Histograms are mean responses (+ standard deviation) reported by all participants on 100 mm analogue scales. It is important to note that the Other Hand video was specifically selected so it did not induce any feeling of ownership nor any sensation of movement (cf methods section).

Fig 3. Self Hand > Other Hand.

Voxel level threshold for both contrasts was set at 0.001 uncorrected and voxel level threshold was set at 0.05 FWE corrected. For visualization purpose, statistical maps are displayed on a single subject brain normalized onto the MNI template. Anatomical locations estimated using the Anatomy toolbox (Eickhoff et al. 2006; Eickhoff et al. 2007; Eickhoff et al. 2005) and the Anatomical Automatic Labeling (Tzourio-Mazoyer et al. 2002) are given in Table 3.

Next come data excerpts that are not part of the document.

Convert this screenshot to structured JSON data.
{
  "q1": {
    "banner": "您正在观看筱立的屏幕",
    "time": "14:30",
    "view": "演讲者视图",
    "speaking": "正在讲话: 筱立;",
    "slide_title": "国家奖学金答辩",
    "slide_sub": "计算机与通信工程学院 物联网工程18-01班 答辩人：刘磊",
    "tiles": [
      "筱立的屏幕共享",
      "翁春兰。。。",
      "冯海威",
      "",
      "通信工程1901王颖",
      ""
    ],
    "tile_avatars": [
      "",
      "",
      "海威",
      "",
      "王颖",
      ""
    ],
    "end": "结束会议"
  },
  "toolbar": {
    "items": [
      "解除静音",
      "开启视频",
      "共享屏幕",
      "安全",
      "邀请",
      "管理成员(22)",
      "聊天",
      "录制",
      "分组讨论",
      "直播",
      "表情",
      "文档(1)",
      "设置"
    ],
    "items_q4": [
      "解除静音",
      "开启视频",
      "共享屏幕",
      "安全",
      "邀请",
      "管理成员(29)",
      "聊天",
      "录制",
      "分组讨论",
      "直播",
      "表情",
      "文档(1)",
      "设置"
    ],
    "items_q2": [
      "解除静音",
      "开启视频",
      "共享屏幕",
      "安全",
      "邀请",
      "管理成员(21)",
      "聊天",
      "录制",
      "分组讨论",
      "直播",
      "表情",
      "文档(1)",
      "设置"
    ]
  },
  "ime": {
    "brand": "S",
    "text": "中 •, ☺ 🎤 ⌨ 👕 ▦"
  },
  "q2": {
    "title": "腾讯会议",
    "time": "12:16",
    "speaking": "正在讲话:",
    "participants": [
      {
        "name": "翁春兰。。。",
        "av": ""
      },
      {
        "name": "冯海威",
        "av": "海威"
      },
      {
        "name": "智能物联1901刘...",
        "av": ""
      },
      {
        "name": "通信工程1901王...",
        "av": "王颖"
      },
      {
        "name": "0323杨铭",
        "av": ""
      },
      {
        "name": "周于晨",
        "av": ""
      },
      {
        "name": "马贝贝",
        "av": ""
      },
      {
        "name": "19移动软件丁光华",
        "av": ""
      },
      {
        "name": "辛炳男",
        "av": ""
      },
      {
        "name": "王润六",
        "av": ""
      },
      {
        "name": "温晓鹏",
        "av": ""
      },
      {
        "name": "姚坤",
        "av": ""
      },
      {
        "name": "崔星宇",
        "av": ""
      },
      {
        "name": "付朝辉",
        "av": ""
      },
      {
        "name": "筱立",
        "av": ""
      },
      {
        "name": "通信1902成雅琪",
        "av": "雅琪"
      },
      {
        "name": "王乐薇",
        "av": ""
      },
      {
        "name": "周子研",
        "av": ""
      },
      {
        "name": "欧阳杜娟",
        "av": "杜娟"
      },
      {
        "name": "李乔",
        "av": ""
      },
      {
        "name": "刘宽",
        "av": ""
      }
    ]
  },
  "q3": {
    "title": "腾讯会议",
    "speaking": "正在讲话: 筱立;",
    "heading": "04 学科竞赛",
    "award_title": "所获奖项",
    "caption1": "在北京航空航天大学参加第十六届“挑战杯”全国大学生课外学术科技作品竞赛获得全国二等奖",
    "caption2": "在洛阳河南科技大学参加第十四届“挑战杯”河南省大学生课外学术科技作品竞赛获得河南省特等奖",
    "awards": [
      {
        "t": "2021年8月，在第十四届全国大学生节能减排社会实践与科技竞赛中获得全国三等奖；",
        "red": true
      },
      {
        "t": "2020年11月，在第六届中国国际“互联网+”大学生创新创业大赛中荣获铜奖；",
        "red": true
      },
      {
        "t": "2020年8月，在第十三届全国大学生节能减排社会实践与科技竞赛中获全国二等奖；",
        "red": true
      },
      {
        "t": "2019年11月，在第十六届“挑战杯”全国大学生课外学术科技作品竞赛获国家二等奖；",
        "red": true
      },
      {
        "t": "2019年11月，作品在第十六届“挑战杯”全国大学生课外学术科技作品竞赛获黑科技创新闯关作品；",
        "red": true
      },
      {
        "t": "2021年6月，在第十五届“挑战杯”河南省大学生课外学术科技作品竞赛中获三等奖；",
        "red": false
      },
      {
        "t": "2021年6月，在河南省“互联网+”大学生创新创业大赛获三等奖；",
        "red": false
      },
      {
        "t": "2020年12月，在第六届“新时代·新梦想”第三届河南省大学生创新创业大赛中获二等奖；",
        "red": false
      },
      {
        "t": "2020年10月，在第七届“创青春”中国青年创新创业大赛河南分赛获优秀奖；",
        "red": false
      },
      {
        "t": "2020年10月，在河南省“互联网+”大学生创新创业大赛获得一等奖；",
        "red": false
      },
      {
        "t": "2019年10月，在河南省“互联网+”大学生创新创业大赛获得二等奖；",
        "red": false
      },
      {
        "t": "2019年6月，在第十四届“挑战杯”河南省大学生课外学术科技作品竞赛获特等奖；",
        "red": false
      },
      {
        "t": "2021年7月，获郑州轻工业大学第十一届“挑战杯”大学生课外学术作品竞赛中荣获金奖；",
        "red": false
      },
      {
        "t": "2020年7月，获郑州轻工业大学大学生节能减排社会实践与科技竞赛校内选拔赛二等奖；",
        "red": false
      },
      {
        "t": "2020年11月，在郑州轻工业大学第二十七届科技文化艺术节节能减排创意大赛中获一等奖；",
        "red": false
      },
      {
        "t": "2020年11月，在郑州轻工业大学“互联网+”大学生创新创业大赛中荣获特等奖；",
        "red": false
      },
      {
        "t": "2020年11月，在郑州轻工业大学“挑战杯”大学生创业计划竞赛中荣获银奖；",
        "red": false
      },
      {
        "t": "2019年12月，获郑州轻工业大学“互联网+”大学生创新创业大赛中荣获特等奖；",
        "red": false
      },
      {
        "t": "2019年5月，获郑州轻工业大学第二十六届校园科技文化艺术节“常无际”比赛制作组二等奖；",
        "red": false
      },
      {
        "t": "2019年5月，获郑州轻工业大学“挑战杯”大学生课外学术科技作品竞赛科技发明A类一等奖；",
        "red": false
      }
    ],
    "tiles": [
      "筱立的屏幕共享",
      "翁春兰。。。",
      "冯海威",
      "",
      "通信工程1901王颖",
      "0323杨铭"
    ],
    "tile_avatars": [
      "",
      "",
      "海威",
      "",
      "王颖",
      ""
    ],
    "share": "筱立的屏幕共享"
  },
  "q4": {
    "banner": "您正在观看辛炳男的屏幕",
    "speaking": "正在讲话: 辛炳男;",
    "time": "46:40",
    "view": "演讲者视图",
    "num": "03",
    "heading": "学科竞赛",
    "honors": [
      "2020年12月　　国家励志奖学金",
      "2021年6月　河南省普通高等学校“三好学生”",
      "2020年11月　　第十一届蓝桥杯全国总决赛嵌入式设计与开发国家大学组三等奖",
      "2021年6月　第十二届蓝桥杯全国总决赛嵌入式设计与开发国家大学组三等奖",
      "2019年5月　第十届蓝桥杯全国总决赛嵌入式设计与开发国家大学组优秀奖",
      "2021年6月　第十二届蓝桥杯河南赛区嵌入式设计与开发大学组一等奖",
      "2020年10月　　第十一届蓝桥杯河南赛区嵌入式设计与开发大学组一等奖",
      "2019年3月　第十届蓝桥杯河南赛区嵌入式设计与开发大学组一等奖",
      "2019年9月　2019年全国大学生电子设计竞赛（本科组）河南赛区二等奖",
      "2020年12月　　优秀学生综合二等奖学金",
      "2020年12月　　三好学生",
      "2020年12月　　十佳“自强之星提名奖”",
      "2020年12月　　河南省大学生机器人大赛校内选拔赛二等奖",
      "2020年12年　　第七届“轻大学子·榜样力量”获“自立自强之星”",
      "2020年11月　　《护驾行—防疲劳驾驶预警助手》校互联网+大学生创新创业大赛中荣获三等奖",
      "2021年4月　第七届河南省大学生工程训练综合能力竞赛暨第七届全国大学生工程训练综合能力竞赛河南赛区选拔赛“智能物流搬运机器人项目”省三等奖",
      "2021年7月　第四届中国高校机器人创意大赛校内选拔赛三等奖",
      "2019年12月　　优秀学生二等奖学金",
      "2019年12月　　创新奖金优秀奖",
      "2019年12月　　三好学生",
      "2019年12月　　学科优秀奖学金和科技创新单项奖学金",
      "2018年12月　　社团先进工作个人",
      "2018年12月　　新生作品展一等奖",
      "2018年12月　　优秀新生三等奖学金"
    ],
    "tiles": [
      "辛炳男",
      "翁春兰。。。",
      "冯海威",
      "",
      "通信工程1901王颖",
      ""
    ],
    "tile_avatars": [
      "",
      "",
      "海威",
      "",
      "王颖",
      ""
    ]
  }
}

Fig 4. Statistical parametric maps for Self Hand > Other Hand and for Real movement > Baseline.

Light blue = Self Hand > Other Hand; yellow = Real movement > Baseline; green = areas common to both contrasts. Voxel level threshold for both contrasts was set at 0.001 uncorrected and cluster level threshold was set at 0.05 FWE corrected. For visualization purpose, statistical maps are displayed on a single subject brain normalized onto the MNI template. Anatomical locations estimated using the Anatomy toolbox (Eickhoff et al. 2006; Eickhoff et al. 2007; Eickhoff et al. 2005) and the Anatomical Automatic Labeling (Tzourio-Mazoyer et al. 2002) are given in Tables 3 and 4.

Fig 5. Percent Signal Change during the Self Hand and the Other Hand conditions for 3 motor Regions of Interest (ROIs).

ROIs were defined for each subject from their individual Real movement > Baseline contrast. For visualization purpose the statistical parametric map for the group analysis of the Real movement > Baseline contrast is projected onto a single subject brain normalized onto the MNI template.